Garlicky Sautéed Mushrooms

Leigh Beisch
When these Garlicky Sautéed Mushrooms are cooked, they release a lot of liquid. Using high heat evaporates the juices, allowing the mushrooms to brown and develop flavor.


Makes 4 to 6 servings

Recipe from

Recipe Time

Total: 30 Minutes

Nutritional Information

Calories 59
Caloriesfromfat 69 %
Protein 1.8 g
Fat 4.5 g
Satfat 0.6 g
Carbohydrate 3.8 g
Fiber 0.9 g
Sodium 96 mg
Cholesterol 0.0 mg


1 pound wild or cultivated mushrooms
2 tablespoons olive oil
1/4 teaspoon salt
2 teaspoons minced garlic
1 tablespoon chopped parsley
Coarse sea salt, preferably fleur de sel


1. Trim stems off cleaned mushrooms and cut caps into bite-size pieces. Very small mushrooms can be left whole.

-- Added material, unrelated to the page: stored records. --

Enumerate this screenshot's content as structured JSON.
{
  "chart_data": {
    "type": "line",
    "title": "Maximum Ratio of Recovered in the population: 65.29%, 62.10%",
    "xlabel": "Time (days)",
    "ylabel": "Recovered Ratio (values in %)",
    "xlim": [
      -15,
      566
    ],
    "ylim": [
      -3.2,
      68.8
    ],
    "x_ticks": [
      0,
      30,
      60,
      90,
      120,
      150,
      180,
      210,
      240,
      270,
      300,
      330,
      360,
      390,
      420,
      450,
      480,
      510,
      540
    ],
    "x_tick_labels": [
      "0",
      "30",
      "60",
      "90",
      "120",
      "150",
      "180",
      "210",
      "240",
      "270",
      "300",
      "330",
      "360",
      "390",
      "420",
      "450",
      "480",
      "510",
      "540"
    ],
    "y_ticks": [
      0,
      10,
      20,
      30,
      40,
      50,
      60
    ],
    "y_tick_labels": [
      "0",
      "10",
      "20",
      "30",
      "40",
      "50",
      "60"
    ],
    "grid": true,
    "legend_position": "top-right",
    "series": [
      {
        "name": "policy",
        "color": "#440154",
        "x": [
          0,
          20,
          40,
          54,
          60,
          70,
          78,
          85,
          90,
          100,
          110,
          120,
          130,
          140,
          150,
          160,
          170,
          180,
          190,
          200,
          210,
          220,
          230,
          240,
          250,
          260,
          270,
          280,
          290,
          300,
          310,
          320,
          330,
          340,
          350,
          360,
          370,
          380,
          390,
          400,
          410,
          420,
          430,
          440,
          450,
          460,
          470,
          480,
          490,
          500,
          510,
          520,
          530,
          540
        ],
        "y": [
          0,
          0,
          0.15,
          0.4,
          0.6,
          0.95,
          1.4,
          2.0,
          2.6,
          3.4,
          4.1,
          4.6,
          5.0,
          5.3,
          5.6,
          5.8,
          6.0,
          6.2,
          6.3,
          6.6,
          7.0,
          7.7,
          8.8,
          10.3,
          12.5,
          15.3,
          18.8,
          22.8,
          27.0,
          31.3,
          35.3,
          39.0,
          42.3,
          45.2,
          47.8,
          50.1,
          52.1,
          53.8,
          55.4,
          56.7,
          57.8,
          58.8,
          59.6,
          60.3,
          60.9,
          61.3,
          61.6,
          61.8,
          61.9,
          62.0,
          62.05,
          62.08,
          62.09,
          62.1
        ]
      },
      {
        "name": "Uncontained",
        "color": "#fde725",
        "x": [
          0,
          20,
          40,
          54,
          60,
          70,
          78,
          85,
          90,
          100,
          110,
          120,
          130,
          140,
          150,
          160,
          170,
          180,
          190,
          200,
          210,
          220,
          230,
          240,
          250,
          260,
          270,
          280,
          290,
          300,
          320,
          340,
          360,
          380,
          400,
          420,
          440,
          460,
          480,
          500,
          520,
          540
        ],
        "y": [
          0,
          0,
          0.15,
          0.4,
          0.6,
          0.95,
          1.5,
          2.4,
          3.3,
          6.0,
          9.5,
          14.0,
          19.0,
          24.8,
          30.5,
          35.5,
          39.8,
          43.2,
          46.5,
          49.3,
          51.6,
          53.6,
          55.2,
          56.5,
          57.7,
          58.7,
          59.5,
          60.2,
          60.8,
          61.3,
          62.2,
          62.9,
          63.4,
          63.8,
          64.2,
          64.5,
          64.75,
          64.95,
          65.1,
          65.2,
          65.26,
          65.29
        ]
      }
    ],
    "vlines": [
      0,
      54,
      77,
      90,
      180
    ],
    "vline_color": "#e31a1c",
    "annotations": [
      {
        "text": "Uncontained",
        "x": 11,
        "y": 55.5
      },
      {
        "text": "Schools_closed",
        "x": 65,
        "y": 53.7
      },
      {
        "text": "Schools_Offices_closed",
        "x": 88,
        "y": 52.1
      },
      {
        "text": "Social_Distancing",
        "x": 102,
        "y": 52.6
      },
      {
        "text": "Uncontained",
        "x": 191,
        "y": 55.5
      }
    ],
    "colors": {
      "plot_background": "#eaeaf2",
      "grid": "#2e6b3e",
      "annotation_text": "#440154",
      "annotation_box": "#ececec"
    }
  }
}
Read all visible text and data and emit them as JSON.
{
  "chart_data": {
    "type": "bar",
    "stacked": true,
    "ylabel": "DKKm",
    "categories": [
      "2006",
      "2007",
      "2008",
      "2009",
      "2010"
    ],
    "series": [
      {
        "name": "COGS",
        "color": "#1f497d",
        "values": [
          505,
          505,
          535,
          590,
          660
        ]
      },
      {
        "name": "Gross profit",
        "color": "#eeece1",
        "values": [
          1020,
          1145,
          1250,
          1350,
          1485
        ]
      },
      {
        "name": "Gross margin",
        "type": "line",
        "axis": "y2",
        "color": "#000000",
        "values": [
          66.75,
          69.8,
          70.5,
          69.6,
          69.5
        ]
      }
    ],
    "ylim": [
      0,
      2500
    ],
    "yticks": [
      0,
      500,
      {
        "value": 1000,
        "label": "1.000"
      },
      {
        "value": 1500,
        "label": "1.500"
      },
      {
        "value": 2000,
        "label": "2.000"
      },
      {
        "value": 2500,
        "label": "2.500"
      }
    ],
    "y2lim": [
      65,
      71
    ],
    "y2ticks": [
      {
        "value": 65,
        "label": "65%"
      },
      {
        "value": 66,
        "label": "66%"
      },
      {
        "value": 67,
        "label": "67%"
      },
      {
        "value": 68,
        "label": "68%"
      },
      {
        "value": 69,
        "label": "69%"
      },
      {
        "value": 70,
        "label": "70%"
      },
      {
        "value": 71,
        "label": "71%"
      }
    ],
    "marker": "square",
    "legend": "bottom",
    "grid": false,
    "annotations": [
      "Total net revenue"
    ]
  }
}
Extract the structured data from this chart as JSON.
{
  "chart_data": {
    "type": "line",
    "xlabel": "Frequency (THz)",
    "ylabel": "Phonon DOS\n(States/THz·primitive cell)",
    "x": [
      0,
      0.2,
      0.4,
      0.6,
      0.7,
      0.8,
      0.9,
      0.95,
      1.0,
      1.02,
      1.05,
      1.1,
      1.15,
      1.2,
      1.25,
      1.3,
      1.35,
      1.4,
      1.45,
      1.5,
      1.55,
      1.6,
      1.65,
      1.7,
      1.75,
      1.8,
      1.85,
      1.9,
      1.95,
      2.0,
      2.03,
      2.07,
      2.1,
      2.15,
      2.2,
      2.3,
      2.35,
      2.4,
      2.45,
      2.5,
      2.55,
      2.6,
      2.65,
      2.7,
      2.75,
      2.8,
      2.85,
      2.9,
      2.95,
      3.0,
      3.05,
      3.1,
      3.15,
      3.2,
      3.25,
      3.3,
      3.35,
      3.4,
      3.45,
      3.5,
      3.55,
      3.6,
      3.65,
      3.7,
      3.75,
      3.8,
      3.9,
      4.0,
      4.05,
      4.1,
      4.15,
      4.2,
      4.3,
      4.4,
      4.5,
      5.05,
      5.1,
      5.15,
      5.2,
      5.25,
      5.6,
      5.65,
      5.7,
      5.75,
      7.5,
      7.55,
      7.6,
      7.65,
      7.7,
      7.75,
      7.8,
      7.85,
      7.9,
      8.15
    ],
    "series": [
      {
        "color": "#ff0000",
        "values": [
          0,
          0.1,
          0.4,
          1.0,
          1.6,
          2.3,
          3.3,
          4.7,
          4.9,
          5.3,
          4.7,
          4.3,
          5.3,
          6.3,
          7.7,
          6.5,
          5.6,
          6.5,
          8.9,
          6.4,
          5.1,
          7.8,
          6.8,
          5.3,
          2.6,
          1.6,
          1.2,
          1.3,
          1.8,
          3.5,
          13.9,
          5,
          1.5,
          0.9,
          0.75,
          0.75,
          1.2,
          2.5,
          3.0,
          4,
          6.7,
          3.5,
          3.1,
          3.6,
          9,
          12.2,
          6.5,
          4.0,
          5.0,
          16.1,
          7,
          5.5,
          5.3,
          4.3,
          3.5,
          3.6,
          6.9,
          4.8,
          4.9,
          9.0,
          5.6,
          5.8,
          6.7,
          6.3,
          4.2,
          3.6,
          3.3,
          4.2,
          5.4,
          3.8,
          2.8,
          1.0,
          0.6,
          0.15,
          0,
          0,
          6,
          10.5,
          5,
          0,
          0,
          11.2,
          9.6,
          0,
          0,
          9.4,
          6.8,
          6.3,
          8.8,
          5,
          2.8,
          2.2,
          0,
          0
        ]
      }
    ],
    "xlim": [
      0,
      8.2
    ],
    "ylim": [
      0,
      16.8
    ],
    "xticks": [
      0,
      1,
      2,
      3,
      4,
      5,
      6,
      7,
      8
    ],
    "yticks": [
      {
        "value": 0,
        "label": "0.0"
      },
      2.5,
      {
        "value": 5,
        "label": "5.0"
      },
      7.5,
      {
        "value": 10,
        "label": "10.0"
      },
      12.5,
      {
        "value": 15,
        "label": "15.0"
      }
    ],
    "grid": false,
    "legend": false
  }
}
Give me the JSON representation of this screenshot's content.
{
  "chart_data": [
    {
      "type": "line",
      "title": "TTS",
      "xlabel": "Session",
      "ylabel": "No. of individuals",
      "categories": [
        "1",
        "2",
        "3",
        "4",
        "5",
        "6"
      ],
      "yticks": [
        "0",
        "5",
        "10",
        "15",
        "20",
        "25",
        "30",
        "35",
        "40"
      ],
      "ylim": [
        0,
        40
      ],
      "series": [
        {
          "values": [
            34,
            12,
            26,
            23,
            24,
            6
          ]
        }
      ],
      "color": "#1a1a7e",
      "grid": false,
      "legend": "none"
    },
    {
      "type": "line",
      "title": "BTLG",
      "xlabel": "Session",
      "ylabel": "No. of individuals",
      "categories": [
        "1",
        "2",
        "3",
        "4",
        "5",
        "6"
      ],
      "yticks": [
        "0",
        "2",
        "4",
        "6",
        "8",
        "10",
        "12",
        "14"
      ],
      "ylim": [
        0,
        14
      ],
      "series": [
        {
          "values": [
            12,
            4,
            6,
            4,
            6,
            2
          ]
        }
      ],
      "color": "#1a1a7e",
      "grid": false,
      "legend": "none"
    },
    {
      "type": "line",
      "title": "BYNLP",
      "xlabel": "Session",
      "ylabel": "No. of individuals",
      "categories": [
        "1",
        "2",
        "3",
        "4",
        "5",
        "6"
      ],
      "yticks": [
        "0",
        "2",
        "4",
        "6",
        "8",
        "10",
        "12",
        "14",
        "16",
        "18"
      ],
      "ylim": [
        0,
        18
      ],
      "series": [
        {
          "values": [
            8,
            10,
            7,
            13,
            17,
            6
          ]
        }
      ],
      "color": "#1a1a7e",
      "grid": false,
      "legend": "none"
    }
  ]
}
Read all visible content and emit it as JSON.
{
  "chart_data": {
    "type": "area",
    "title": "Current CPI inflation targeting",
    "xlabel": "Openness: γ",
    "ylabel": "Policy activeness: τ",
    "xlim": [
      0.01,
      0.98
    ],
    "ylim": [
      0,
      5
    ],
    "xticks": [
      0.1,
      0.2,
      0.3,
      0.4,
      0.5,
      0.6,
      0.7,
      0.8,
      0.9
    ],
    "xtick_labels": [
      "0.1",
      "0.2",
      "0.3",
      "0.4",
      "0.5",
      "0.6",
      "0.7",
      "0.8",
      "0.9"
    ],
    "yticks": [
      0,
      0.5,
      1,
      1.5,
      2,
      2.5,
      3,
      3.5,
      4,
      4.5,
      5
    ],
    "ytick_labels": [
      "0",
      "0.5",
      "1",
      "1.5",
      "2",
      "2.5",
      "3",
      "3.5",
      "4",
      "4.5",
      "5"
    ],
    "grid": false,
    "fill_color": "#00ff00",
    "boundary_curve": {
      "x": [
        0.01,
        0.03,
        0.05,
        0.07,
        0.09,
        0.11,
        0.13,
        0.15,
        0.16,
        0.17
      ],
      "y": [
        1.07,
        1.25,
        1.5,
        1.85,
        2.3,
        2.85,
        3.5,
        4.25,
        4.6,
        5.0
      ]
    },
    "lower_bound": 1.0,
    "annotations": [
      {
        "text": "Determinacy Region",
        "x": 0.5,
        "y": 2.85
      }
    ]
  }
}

2. Set a 10- to 12-in. frying pan over high heat. When hot, add olive oil, swirl to coat bottom, and add mushrooms. Sprinkle with salt and cook over high heat, stirring, until mushrooms stop giving off liquid and start to brown.

3. Add garlic and cook, stirring, 2 to 3 minutes. Remove from heat; stir in parsley. Serve on a platter and season with sea salt.

Note: Nutritional analysis is per serving.